At 12:18 AM -0400 on 10/23/98, Vin McLellan, speaking for legions of
SDTI/RSADSI fans (and, evidently, retainers), wrote:

> 	Jeeez, I hope no one else sprained a finger getting the current
> stock price for Security Dynamics (SDTI).

:-).

> Robert Hettinga
> <[email protected]> took certain, ummm, dramatic liberties as he
> paraphrased a Boston Globe column yesterday on Bay State stocks that had
> "been discounted so deeply they raise eyebrows."

Memory is a terrible thing to waste. It was midnight. The newspaper was in
the trash in a Dunkin Donuts in Malden somewhere. So? Shoot me? :-).

> "Security Dynamics Technologies Inc. of Bedford, a leader in computer
> security and encryption, has fallen from an April high of 42 1/2 to 12
> yesterday. It traded as low as 6 two weeks ago."

Close enough for an internet rant, I figure. If I though I needed a fact
checker, I should go write a column for the Globe, right?
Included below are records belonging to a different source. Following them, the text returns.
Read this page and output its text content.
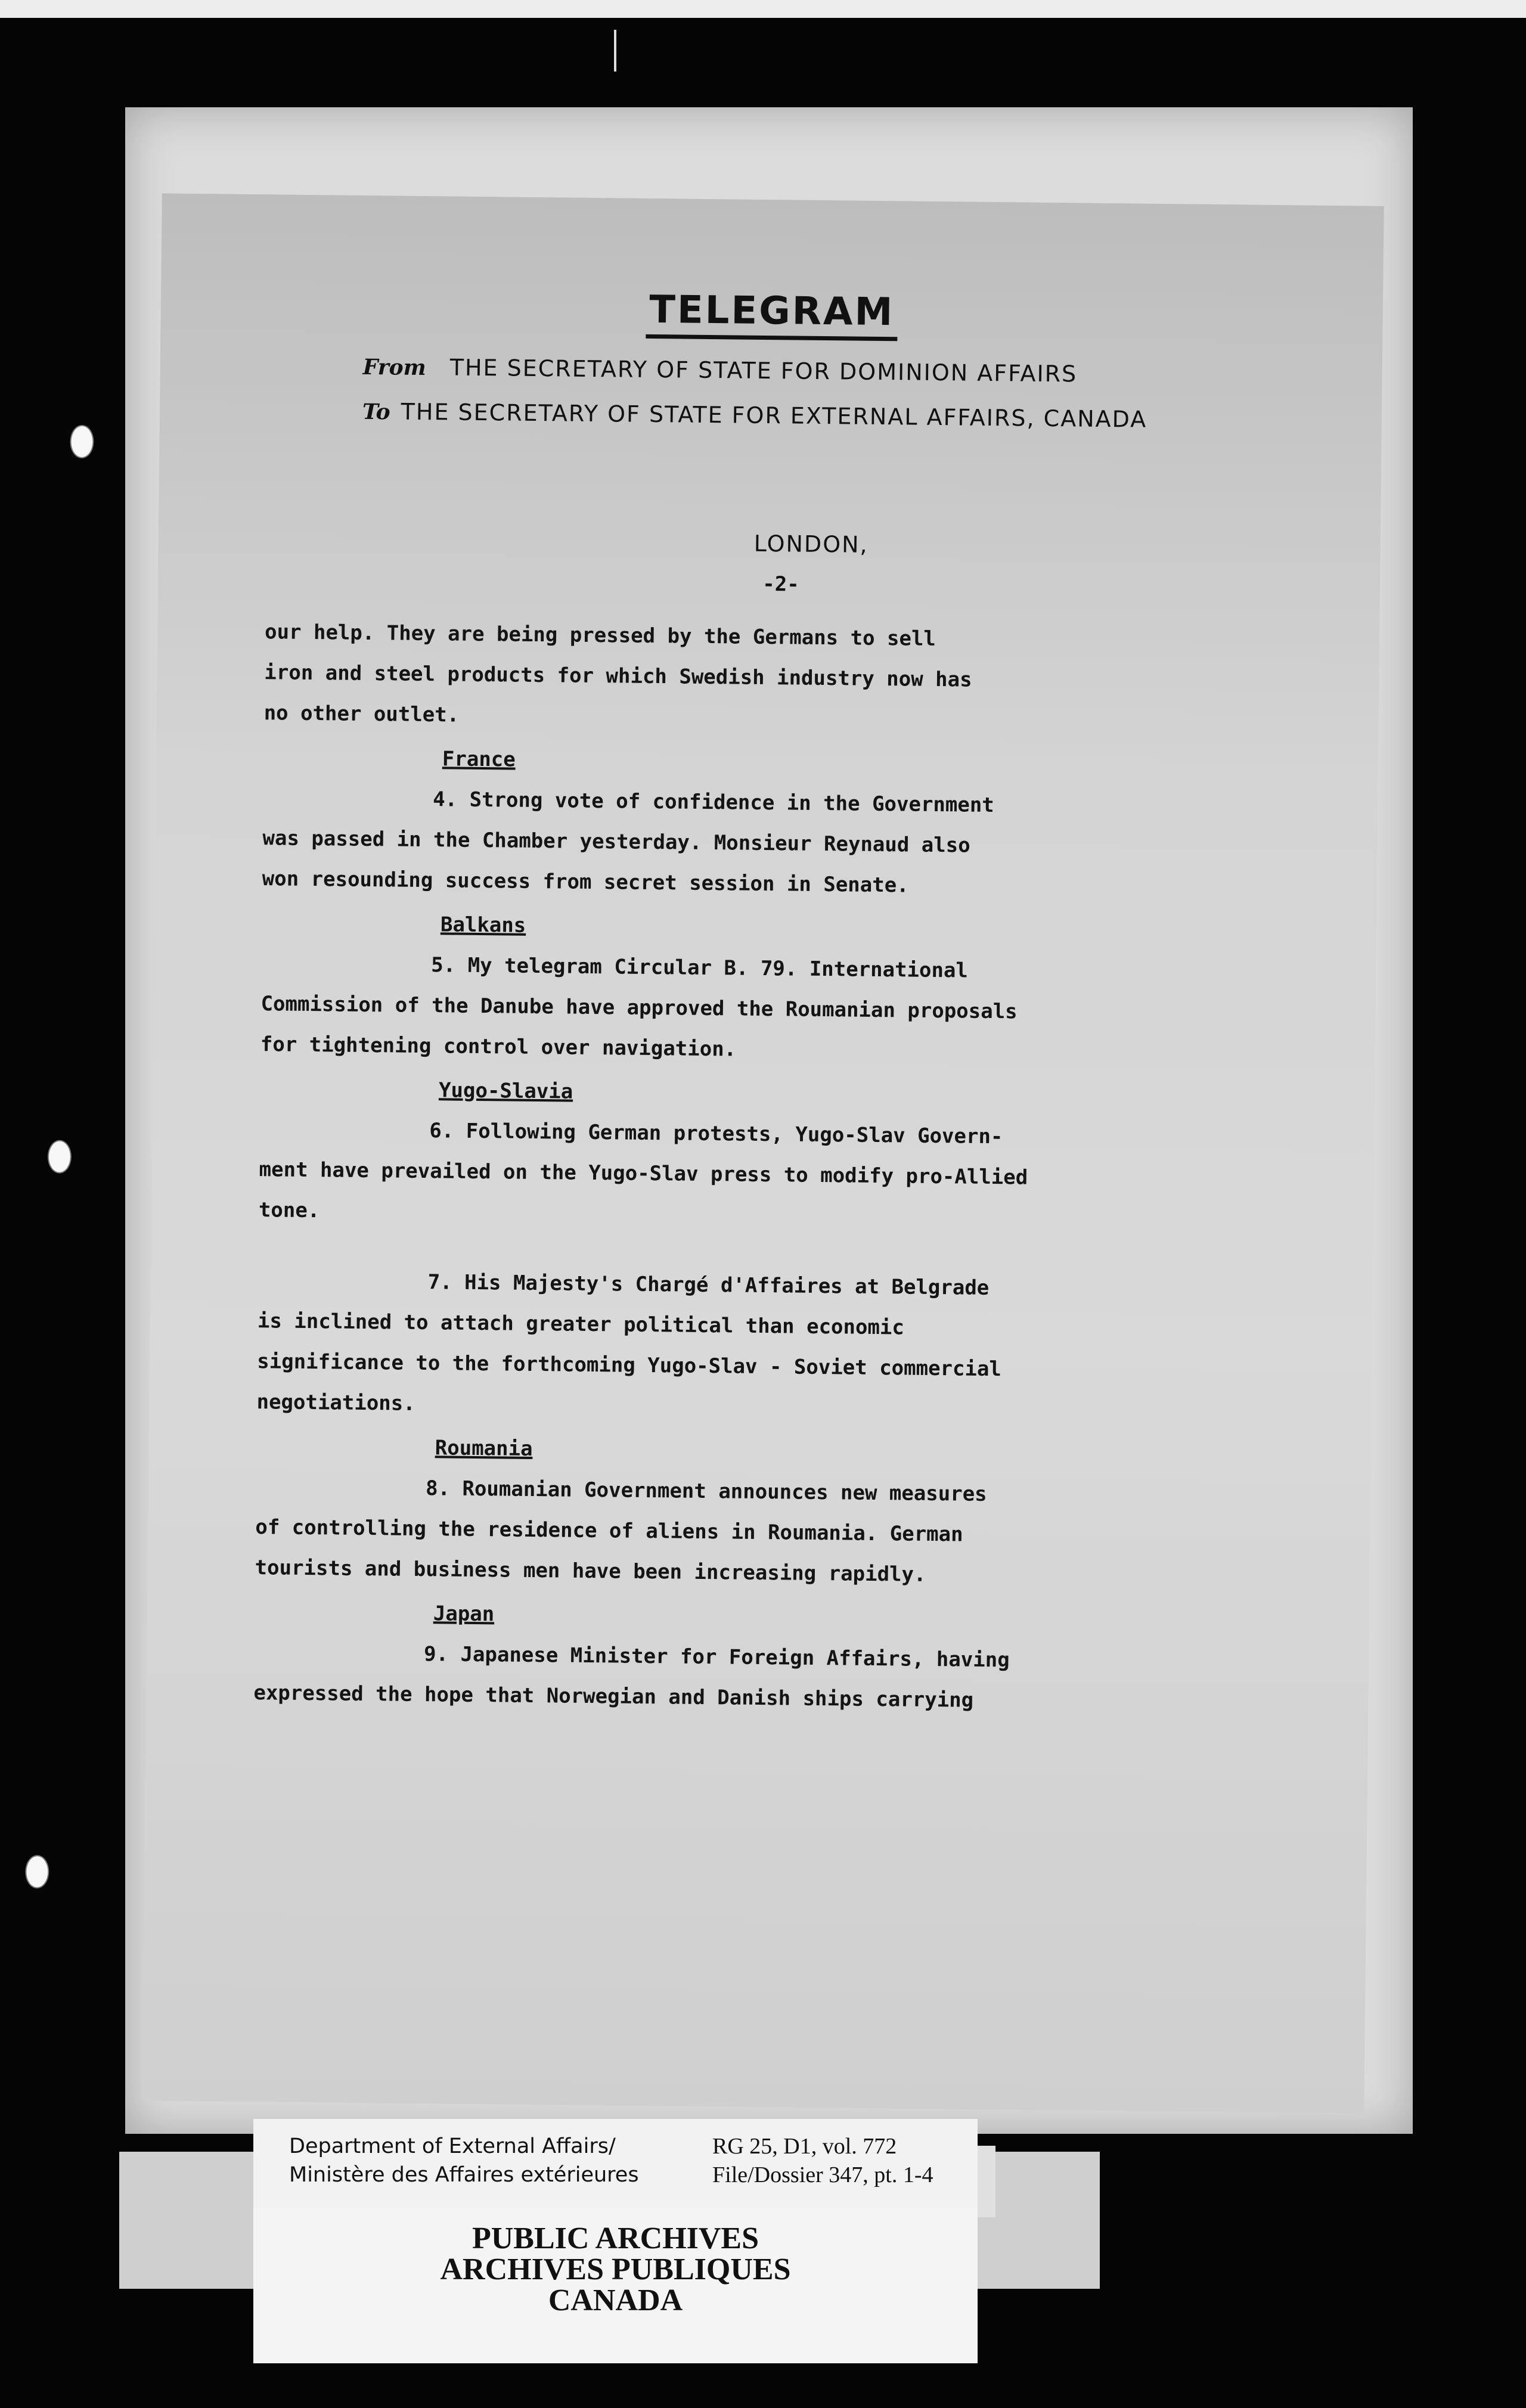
TELEGRAM
From THE SECRETARY OF STATE FOR DOMINION AFFAIRS
To THE SECRETARY OF STATE FOR EXTERNAL AFFAIRS, CANADA
LONDON,
-2-
our help. They are being pressed by the Germans to sell
iron and steel products for which Swedish industry now has
no other outlet.
France
4. Strong vote of confidence in the Government
was passed in the Chamber yesterday. Monsieur Reynaud also
won resounding success from secret session in Senate.
Balkans
5. My telegram Circular B. 79. International
Commission of the Danube have approved the Roumanian proposals
for tightening control over navigation.
Yugo-Slavia
6. Following German protests, Yugo-Slav Govern-
ment have prevailed on the Yugo-Slav press to modify pro-Allied
tone.
7. His Majesty's Chargé d'Affaires at Belgrade
is inclined to attach greater political than economic
significance to the forthcoming Yugo-Slav - Soviet commercial
negotiations.
Roumania
8. Roumanian Government announces new measures
of controlling the residence of aliens in Roumania. German
tourists and business men have been increasing rapidly.
Japan
9. Japanese Minister for Foreign Affairs, having
expressed the hope that Norwegian and Danish ships carrying
Department of External Affairs/
Ministère des Affaires extérieures
RG 25, D1, vol. 772
File/Dossier 347, pt. 1-4
PUBLIC ARCHIVES
ARCHIVES PUBLIQUES
CANADA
Frankly, besides the Globe's greater-fool valuation of Verisign, which I
seem to have left in that wastebasket in Malden where it belongs, I can
hardly tell, in any gross sense, the difference between what I said about
SDTI/RSADSI/Verisign from memory and the extended quote Vin blessed us
with, which I have gratefully snipped here for brevity.

Again, I didn't say that SDTI wasn't making money, or even that it didn't
have a significant amount of cash on hand relative to its book value.
Which, because I'm not looking at their annual report, I don't know for a
fact, so don't, um, quote me; I only know what I remember from the papers.
If in fact SDTI did have a large cash hoard, it would make it a buy even in
Ben Graham's book. Which I said, if you remember. Okay. I inferred it.
Maybe. :-).


My point was, even in these days of sky high multiples, the market is
deeply discounting SDTI to the "consensus" estimate of its future cash
flow. Given SDTI's patent standing, and the extreme amount of substitutive
competition for the patents it does control in the long term, the
"consensus" opinion seems fair to me, including valuing the company, yes,
it *was* two weeks ago, lower than the "value" of it's Verisign investment
alone.

> 	Hettinga essays are like handball games: the damn ball is
> ricocheting off the side walls, both ends, the floor and the ceiling.
> Linear coherence and internal consistency are less important than the
> electrostatic energy and the rolling rhetorical thunder

Marvellous. Glad to give you the exercise. I had fun writing it. Nice to
know you had fun chasing my shots all over the court like that. Should I
spot you a few more points next time, just to make it more interesting?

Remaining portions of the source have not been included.